Posted: June 11, 2000
Written by: Tuan "Solace" Nguyen

Introduction

With the arrival of NVIDIA's GeForce 2 GTS, and 3dfx's Voodoo 5, games are going to look much more realistic than ever before. Over in one corner, we have the GeForce 2 with its transform and lighting (T&L) engine doing highly complex geometry details, while in the other corner the Voodoo 5 gives Hollywood effects with motion blur, perspective zoom/focus and full screen anti-aliasing.

All these on-board technological advances allow for more complex scenes and models without taxing your CPU.

Transform and Lighting allows a developer to increase geometry complexity in a scene whether it be the landscape or the characters. All geometry functions are done in hardware on the GPU. Before, T&L was done in software and was heavy on your local CPU.

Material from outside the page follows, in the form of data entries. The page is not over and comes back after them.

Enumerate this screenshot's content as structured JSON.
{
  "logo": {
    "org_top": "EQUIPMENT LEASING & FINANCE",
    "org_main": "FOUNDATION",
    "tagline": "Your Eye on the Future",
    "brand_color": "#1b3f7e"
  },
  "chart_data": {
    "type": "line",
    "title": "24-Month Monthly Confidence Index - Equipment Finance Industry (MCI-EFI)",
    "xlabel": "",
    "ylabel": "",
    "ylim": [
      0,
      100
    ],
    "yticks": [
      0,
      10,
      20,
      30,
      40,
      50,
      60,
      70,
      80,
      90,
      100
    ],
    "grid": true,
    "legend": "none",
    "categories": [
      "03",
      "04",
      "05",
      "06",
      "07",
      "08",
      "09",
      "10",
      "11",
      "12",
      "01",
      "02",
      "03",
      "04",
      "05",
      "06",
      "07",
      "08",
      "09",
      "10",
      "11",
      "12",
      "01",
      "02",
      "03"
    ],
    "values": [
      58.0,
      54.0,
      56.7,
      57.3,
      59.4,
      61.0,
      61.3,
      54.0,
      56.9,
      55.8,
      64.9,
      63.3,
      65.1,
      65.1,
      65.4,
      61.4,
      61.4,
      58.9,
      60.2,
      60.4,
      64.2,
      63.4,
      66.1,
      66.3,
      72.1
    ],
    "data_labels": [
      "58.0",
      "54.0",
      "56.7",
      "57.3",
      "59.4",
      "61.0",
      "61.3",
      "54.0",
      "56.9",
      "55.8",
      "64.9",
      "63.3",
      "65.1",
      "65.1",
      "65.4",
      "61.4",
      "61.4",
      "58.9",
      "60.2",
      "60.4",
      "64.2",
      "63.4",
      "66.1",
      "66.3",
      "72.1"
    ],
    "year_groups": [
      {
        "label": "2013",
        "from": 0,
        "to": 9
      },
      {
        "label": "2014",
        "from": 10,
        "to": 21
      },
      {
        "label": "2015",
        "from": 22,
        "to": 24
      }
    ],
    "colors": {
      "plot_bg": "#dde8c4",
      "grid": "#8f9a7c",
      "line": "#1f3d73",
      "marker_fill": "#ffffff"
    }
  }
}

3dfx has taken a different approach to screen complexity. They have applied a massive effects engine able to do feature film-like effects. The most talked about feature has to be FSAA (full scene anti-aliasing). This removes the "jaggies" that you see on the edges of objects. Other features include perspective zoom. This is also an effect that is used often in movies. When something important needs to be focused on, the camera focuses sharply on that object or person and everything else seems blurry.

There has been another technology that has been around (on PC gaming video cards) for a year or so and it is only beginning to take some real shape now -- bump mapping.

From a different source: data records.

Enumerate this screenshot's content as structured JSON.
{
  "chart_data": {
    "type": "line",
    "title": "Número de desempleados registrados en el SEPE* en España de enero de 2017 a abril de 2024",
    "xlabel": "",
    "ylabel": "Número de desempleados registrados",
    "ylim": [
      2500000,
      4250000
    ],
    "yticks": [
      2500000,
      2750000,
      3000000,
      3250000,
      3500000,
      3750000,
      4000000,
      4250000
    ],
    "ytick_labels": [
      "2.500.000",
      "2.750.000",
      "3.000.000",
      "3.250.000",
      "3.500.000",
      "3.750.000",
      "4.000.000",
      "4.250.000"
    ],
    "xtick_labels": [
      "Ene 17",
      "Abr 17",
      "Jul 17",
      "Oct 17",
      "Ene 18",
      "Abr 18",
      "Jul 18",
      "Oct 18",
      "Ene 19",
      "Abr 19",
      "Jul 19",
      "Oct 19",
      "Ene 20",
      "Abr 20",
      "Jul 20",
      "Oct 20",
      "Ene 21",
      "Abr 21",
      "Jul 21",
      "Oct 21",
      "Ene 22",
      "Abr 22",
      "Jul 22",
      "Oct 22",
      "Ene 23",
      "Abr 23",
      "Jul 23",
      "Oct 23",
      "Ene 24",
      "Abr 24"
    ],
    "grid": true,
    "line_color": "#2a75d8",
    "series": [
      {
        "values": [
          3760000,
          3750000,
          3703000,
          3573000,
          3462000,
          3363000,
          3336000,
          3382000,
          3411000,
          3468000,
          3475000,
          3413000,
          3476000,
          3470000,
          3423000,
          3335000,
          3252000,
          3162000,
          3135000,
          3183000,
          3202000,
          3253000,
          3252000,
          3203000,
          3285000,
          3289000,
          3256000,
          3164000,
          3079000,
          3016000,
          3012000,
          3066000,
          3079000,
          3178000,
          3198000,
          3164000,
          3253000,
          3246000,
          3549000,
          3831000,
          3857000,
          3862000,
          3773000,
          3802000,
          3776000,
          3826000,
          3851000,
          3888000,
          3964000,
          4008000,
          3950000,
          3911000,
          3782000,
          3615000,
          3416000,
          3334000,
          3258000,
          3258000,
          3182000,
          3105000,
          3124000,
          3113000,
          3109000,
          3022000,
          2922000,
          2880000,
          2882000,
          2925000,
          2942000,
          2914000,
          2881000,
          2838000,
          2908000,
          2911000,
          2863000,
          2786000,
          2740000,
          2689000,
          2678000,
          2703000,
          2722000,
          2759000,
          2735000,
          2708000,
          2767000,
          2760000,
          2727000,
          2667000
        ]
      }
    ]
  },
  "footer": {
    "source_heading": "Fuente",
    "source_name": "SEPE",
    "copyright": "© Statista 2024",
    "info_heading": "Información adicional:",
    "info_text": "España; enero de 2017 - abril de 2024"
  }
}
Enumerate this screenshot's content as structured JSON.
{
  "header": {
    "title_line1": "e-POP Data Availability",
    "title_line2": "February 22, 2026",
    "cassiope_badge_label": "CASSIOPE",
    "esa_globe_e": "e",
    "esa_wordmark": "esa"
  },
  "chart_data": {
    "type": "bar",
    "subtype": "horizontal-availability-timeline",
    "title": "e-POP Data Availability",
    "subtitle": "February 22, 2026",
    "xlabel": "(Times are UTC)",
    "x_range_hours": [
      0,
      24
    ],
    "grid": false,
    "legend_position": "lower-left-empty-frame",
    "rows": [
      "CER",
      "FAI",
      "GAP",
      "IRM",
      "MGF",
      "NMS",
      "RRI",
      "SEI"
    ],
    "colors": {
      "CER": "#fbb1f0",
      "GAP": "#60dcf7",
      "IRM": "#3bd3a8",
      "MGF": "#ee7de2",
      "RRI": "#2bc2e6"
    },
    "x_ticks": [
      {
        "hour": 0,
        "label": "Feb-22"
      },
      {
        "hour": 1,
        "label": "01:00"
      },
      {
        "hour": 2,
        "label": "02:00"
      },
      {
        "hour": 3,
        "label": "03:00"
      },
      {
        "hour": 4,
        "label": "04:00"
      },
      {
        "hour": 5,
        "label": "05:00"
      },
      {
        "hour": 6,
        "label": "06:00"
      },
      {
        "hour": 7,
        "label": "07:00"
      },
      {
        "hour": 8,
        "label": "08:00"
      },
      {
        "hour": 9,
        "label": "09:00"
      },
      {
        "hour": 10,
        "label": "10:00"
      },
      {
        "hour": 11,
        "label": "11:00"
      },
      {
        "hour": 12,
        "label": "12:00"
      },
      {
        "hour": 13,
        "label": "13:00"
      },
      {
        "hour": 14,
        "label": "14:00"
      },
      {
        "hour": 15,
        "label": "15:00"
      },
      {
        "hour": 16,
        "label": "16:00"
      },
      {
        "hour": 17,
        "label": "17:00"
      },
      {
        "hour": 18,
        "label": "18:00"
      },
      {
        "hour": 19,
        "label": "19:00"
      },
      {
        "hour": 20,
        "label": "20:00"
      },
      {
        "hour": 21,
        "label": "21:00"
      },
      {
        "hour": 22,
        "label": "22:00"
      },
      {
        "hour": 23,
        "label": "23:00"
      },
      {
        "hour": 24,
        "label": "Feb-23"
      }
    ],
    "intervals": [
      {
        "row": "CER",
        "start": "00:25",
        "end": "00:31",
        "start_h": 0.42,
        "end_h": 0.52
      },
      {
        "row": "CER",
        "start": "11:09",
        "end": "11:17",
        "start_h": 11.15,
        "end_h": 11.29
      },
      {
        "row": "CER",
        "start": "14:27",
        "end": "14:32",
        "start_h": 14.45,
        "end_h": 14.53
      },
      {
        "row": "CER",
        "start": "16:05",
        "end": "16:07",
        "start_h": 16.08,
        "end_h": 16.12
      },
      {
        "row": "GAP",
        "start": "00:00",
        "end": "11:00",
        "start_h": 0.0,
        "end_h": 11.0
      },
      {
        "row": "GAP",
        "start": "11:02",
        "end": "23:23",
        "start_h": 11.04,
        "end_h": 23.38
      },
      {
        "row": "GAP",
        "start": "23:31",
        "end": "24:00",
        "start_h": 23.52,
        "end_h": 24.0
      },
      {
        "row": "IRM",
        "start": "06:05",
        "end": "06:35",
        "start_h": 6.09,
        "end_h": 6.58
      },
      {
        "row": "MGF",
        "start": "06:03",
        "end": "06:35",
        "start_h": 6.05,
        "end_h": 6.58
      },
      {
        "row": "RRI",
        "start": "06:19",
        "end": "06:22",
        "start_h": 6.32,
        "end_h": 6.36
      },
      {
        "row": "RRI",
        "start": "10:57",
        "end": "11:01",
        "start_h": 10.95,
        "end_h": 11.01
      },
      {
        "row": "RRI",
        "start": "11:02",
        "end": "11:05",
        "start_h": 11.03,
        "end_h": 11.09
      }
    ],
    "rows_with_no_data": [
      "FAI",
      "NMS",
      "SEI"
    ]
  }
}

Actually there are numerous games out that take advantage of it, but none actually go very far in terms of mass implementation.

Bump Mapping

Bump mapping is a technique used to add more realism to images without adding a lot of geometry. Texture mapping adds realism by mapping images to geometric surfaces. Bump mapping adds per-pixel surface relief shading, increasing the apparent complexity of the surface. This uses lighting properties and indicates which parts are dark and which are light on a texture, making it look more geometrically complex because of light refraction.

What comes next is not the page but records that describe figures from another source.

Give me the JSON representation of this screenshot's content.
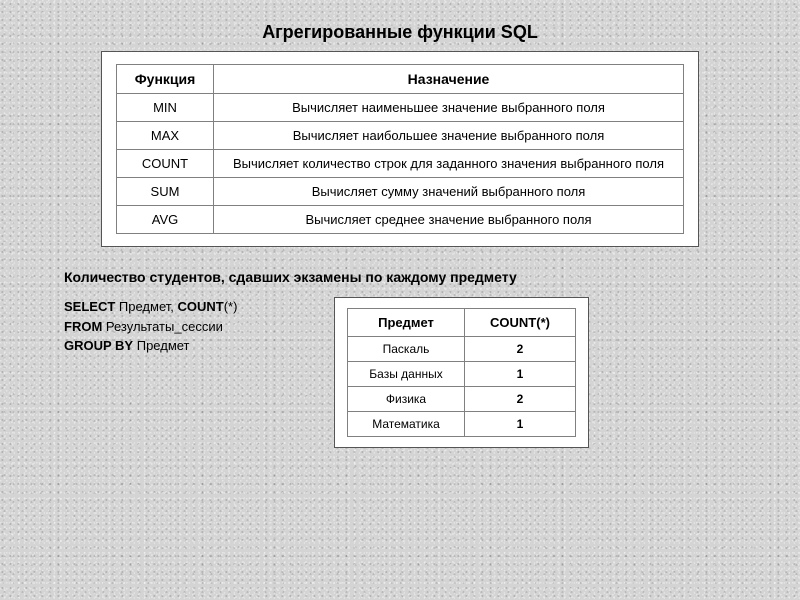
{
  "title": "Агрегированные функции SQL",
  "functionsTable": {
    "columns": [
      "Функция",
      "Назначение"
    ],
    "rows": [
      [
        "MIN",
        "Вычисляет наименьшее значение выбранного поля"
      ],
      [
        "MAX",
        "Вычисляет наибольшее значение выбранного поля"
      ],
      [
        "COUNT",
        "Вычисляет количество строк для заданного значения выбранного поля"
      ],
      [
        "SUM",
        "Вычисляет сумму значений выбранного поля"
      ],
      [
        "AVG",
        "Вычисляет среднее значение выбранного поля"
      ]
    ],
    "col_widths": [
      "80px",
      "auto"
    ],
    "border_color": "#808080",
    "background": "#ffffff",
    "font_size_header": 14,
    "font_size_body": 13
  },
  "subtitle": "Количество студентов, сдавших экзамены по каждому предмету",
  "query": {
    "select_kw": "SELECT",
    "select_rest": " Предмет, ",
    "count_kw": "COUNT",
    "count_rest": "(*)",
    "from_kw": "FROM",
    "from_rest": " Результаты_сессии",
    "group_kw": "GROUP BY",
    "group_rest": " Предмет"
  },
  "resultsTable": {
    "columns": [
      "Предмет",
      "COUNT(*)"
    ],
    "rows": [
      [
        "Паскаль",
        "2"
      ],
      [
        "Базы данных",
        "1"
      ],
      [
        "Физика",
        "2"
      ],
      [
        "Математика",
        "1"
      ]
    ],
    "border_color": "#808080",
    "background": "#ffffff",
    "font_size_header": 13,
    "font_size_body": 12
  },
  "colors": {
    "page_background": "#d4d4d4",
    "text": "#000000",
    "panel_border": "#555555"
  }
}
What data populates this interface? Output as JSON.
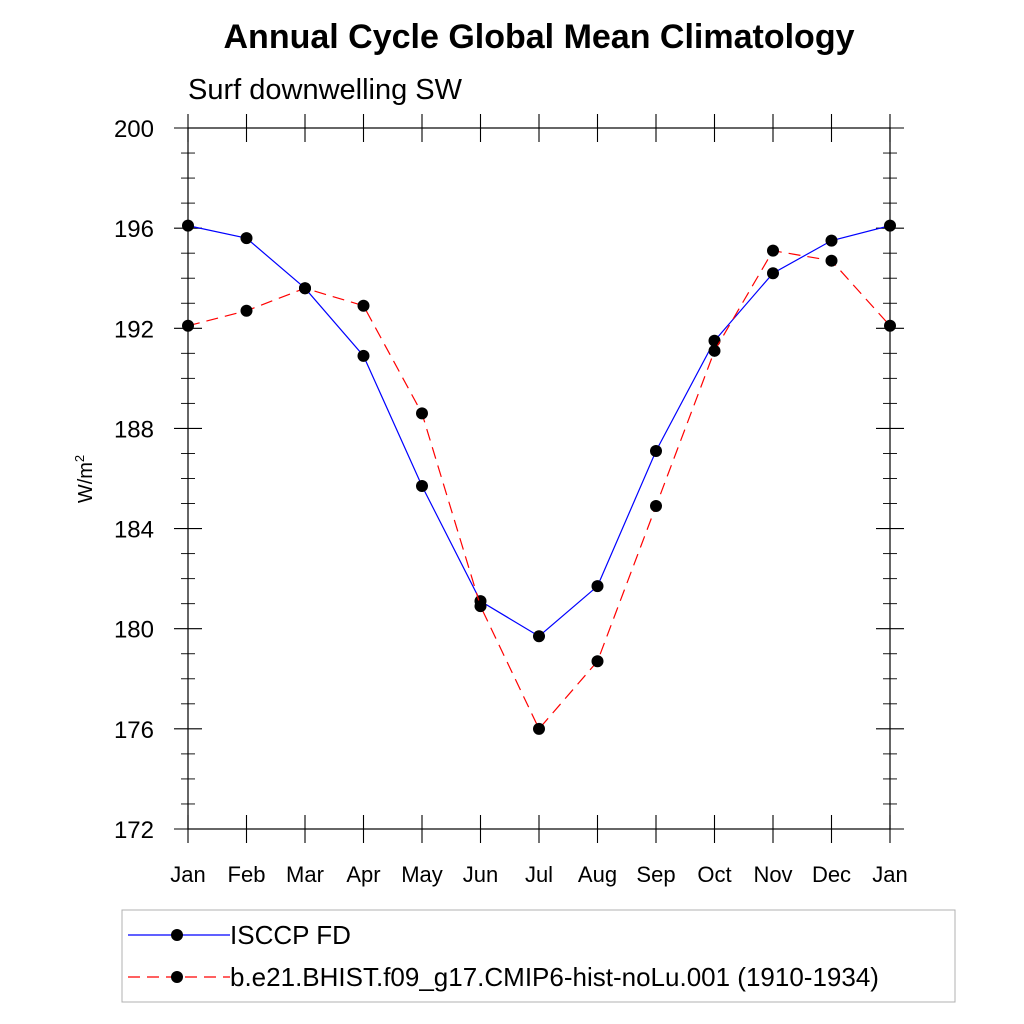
{
  "chart_data": {
    "type": "line",
    "title": "Annual Cycle Global Mean Climatology",
    "subtitle": "Surf downwelling SW",
    "ylabel": "W/m",
    "ylabel_superscript": "2",
    "xlabel": "",
    "categories": [
      "Jan",
      "Feb",
      "Mar",
      "Apr",
      "May",
      "Jun",
      "Jul",
      "Aug",
      "Sep",
      "Oct",
      "Nov",
      "Dec",
      "Jan"
    ],
    "ylim": [
      172,
      200
    ],
    "yticks": [
      172,
      176,
      180,
      184,
      188,
      192,
      196,
      200
    ],
    "series": [
      {
        "name": "ISCCP FD",
        "color": "#0000ff",
        "line_style": "solid",
        "values": [
          196.1,
          195.6,
          193.6,
          190.9,
          185.7,
          181.1,
          179.7,
          181.7,
          187.1,
          191.5,
          194.2,
          195.5,
          196.1
        ]
      },
      {
        "name": "b.e21.BHIST.f09_g17.CMIP6-hist-noLu.001 (1910-1934)",
        "color": "#ff0000",
        "line_style": "dashed",
        "values": [
          192.1,
          192.7,
          193.6,
          192.9,
          188.6,
          180.9,
          176.0,
          178.7,
          184.9,
          191.1,
          195.1,
          194.7,
          192.1
        ]
      }
    ],
    "legend_position": "bottom"
  }
}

Surfaces that should have a patterned roughness are good candidates for bump mapping. Examples include strawberries, oranges, stucco, wood, water, etc.

A bump map is an array of values that represent an object's height variations on a small scale. A custom renderer is used to map these height values into changes in the local surface normal. A normal is the perpendicular vector to a plane -- 90 degrees from the plane. These normals are combined with the surface normal, and the results are used to evaluate the lighting equation at each pixel.



Emboss Bump Mapping

The first type (and the most common type) of bump mapping is emboss bump mapping. The technique described here uses texture maps to generate bump mapping effects without requiring a custom renderer. This multipass algorithm is an extension and refinement of texture embossing.



-- Render the image as a texture.
-- Shift the texture coordinates at the vertices.
-- Re-render the image as a texture, subtracting from the first image.

What emboss bump mapping does is duplicate the first texture, shift it over to the desired amount of bump, darken the texture underneath, cut out the appropriate shape from the texture on top, and blend the two textures into one. This is called a two-pass emboss bump mapping because it requires two textures.